С Иваном они отнесли Серёжу в поле, положили, раскопав ход, в байбачью нору. Засыпали. Посидели ещё, отдохнули. По привычке смотрели вокруг — не покажется ли где серый жирный столбик. Хотя и знали, что байбаки ушли с их полей ещё в октябре. Да если б и увидали — не было бы сил изловить.
Показался от села верхом Копылов. Подъехал равнодушно. Иван, не дожидаясь, вывернул кармашки. И сложил дулю. Нет, мол, у них зёрен, сам глянь — ничего уже на поле нету. Мать, очнувшись, тоже вывернула карманы жакетки, расправила подол. В октябре они по ночам пробирались сюда на поле — шарили пальцами мышиные норки, опустошали их зерновые запасы на зиму; бывало, что и набирали горстку. А теперь уж нет тут ничего — шаром покати.
Лошадь храпнула, вздёрнула хвост и уже на ходу, гукнув, выронила шмат дымящегося помета.
Копылов скрылся за голыми деревьями в балке.
Мать и сын долго, закрыв глаза, вдыхали тонкую, исчезавшую струйку тёплого сытного запаха.
Когда встали, им показалось, что они сыты.
Кулюша ощипала, выпотрошила воробья, лапки отрезать не стала, опалила над лучиной, опалила и голову. Затопила соломой — вместе с коровами исчез и кизяк. Нарезала лебеды и сныти в горшок, положила воробья, залила водой, посолила.
Иван сначала следил за матерью, но потом его снова унёс этот неясный тёмный ветер.

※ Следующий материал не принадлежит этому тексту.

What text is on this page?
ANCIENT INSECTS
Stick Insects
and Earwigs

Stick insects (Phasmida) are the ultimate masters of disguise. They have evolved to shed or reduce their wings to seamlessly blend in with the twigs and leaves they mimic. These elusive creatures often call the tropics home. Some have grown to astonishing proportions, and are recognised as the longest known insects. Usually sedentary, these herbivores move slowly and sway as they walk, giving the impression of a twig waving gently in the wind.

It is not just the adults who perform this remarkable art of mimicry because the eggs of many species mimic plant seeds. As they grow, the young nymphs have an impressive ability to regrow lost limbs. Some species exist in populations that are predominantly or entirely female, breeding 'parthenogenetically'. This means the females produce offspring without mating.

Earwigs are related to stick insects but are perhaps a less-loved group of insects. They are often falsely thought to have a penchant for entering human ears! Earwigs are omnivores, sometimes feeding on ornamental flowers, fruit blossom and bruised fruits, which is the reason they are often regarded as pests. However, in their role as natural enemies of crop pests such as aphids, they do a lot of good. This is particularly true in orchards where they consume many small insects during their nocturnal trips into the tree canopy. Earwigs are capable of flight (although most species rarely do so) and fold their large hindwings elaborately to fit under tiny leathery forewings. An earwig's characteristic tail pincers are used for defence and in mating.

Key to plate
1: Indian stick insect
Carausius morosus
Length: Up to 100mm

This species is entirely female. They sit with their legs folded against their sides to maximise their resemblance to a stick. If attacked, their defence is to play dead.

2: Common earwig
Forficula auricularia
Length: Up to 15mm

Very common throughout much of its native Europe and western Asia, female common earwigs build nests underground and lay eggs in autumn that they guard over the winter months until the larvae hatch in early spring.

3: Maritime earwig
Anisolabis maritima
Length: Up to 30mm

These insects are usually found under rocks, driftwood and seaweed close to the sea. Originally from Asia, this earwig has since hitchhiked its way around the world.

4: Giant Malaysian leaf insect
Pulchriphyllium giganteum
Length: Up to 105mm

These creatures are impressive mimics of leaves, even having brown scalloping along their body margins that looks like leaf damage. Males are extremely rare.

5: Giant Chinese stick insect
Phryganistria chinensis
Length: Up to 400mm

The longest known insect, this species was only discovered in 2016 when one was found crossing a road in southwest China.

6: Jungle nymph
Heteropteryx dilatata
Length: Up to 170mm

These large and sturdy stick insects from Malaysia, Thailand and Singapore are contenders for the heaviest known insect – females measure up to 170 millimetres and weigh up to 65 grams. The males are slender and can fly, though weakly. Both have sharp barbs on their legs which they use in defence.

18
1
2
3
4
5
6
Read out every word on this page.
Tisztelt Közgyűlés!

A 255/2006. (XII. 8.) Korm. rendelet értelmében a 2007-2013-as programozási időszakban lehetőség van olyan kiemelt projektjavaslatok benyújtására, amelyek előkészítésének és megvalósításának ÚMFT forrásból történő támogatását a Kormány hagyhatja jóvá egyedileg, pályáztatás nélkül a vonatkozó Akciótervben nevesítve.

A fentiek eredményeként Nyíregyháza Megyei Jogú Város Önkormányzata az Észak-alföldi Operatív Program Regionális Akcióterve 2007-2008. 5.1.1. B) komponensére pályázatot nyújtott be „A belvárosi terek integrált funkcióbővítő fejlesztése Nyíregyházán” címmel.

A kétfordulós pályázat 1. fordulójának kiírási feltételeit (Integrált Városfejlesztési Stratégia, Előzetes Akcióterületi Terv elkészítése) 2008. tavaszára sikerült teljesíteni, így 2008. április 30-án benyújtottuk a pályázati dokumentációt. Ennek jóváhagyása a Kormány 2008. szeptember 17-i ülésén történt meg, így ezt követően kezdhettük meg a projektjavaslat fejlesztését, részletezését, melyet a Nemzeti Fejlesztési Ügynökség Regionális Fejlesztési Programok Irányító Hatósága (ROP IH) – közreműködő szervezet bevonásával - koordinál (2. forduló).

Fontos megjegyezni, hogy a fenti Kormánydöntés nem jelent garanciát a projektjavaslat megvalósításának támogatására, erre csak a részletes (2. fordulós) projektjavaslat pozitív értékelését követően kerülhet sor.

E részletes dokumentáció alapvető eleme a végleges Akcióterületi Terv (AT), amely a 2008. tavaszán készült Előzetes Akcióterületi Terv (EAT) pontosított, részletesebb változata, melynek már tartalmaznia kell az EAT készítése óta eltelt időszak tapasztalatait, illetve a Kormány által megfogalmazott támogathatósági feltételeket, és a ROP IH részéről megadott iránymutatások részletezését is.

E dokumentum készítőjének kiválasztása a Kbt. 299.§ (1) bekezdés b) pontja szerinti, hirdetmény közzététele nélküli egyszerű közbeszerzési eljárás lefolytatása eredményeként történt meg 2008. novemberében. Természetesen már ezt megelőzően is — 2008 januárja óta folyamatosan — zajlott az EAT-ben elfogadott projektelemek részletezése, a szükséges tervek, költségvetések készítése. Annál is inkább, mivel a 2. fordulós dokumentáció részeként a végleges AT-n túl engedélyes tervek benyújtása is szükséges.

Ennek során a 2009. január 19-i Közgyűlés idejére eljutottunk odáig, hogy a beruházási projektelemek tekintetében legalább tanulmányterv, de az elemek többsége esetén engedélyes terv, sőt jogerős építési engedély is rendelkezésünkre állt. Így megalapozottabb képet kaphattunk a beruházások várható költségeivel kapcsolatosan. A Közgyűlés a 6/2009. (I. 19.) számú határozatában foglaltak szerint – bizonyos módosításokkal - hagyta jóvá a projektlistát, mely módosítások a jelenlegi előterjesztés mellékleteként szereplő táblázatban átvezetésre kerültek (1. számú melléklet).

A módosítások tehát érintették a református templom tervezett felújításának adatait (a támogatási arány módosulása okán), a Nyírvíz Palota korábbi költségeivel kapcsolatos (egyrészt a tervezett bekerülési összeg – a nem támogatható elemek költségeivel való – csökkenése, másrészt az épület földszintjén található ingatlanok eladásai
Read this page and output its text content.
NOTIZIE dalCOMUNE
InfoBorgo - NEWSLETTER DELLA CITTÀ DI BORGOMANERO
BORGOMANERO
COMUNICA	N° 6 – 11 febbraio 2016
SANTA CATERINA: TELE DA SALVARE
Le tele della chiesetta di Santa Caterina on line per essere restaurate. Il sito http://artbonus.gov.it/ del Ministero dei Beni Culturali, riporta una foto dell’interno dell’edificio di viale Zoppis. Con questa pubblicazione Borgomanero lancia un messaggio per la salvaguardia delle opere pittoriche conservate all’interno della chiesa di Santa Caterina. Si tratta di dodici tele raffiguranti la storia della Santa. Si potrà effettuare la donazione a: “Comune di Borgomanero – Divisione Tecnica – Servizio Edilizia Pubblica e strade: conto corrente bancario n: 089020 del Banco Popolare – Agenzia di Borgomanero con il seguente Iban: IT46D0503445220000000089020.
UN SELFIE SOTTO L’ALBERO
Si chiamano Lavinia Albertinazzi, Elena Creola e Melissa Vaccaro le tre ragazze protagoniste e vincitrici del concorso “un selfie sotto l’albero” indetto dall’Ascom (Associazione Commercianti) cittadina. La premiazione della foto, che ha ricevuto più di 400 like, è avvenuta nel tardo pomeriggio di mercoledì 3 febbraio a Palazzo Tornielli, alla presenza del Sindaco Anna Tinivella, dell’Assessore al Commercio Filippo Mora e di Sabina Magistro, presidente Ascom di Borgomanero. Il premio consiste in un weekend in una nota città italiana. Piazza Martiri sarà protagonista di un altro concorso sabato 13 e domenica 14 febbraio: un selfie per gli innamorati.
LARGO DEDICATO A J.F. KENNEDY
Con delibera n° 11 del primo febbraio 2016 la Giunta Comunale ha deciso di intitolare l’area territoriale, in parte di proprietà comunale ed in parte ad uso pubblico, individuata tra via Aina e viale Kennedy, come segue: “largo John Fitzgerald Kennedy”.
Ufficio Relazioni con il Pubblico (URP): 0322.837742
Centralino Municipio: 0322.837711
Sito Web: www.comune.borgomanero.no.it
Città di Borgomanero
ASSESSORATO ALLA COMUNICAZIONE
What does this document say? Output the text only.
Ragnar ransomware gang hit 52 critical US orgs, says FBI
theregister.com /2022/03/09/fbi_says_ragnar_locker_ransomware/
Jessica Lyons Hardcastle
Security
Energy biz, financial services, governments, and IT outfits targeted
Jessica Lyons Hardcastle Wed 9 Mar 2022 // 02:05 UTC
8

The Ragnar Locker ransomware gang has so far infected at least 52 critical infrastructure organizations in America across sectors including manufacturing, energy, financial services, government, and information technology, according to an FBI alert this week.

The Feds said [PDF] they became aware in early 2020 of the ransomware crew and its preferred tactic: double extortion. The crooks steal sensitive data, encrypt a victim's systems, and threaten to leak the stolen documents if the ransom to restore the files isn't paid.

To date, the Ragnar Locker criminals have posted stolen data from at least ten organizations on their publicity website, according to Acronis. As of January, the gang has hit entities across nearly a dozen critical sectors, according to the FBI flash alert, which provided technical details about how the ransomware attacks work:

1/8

Суп Ивану показался очень вкусным. Он привстал. Длинные стебли сныти мешали сосать мясную юшку. Мать не уступала, водя ложкой, обвешанной травой, по его губам. Но вот, вглядевшись в ложку, где теперь лежала голая воробьиная голова, сам взял её в рот и осторожно рассосал. Тут же съел и половину тушки, отломленной ему матерью. Подождав, когда сын разжуёт, Кулюша стала есть сама. Третью ложку она уже распробовала и четвертую проглотила с жадностью, куснув зубами край.
Иван позвал:
— Дай ещё.
Она подняла голову. Иван показывал ручонкой на вторую половину воробышка: несколько спичечных косточек и нитки мяса она собрала в ложку и держала её у рта.
— Вот ты, Вань, хитренький какой, — сказала Кулюша, проглотила и дохлебала оставшееся.
Вечером Иван непривычно долго оставался в ветреной холодной темноте. Его раскачивало на ветке, болтало нещадно, еле хватало сил в лапках удержаться. Ветер ерошил насквозь перья, он прятал голову то под одно крыло, то под другое, дышал в кожу, чтоб обогреться дыханием, но его так мотало на ветке, что приходилось откидывать для равновесия голову. Он изо всей силы хотел очнуться, вынырнуть, разодрать глаза на мать — без неё страшно, но вдруг ударил сильный порыв в спину, лапки разжались — и ледяная пустота накинулась и проглотила.
Кулюша ходила с Иваном на руках и, пытаясь до него добудиться, раскачивала что было сил. Когда почувствовала, что холодеет, — стемнело в глазах, и, падая, она ударилась затылком об лавку.
В ту зиму 1933 года у Акулины умерли муж, двое детей, мать, два брата.
Её и ещё трех сестёр — Наталью, Арину и Полю — выходила пятая, самая младшая сестра Феня, муж которой, будучи кумом колхозного секретаря, сумел уберечь в тайном подполе телушку. Чтоб не мычала, он вырезал ей язык и надрезал губы. Как раз в начале декабря она наконец стала давать молоко.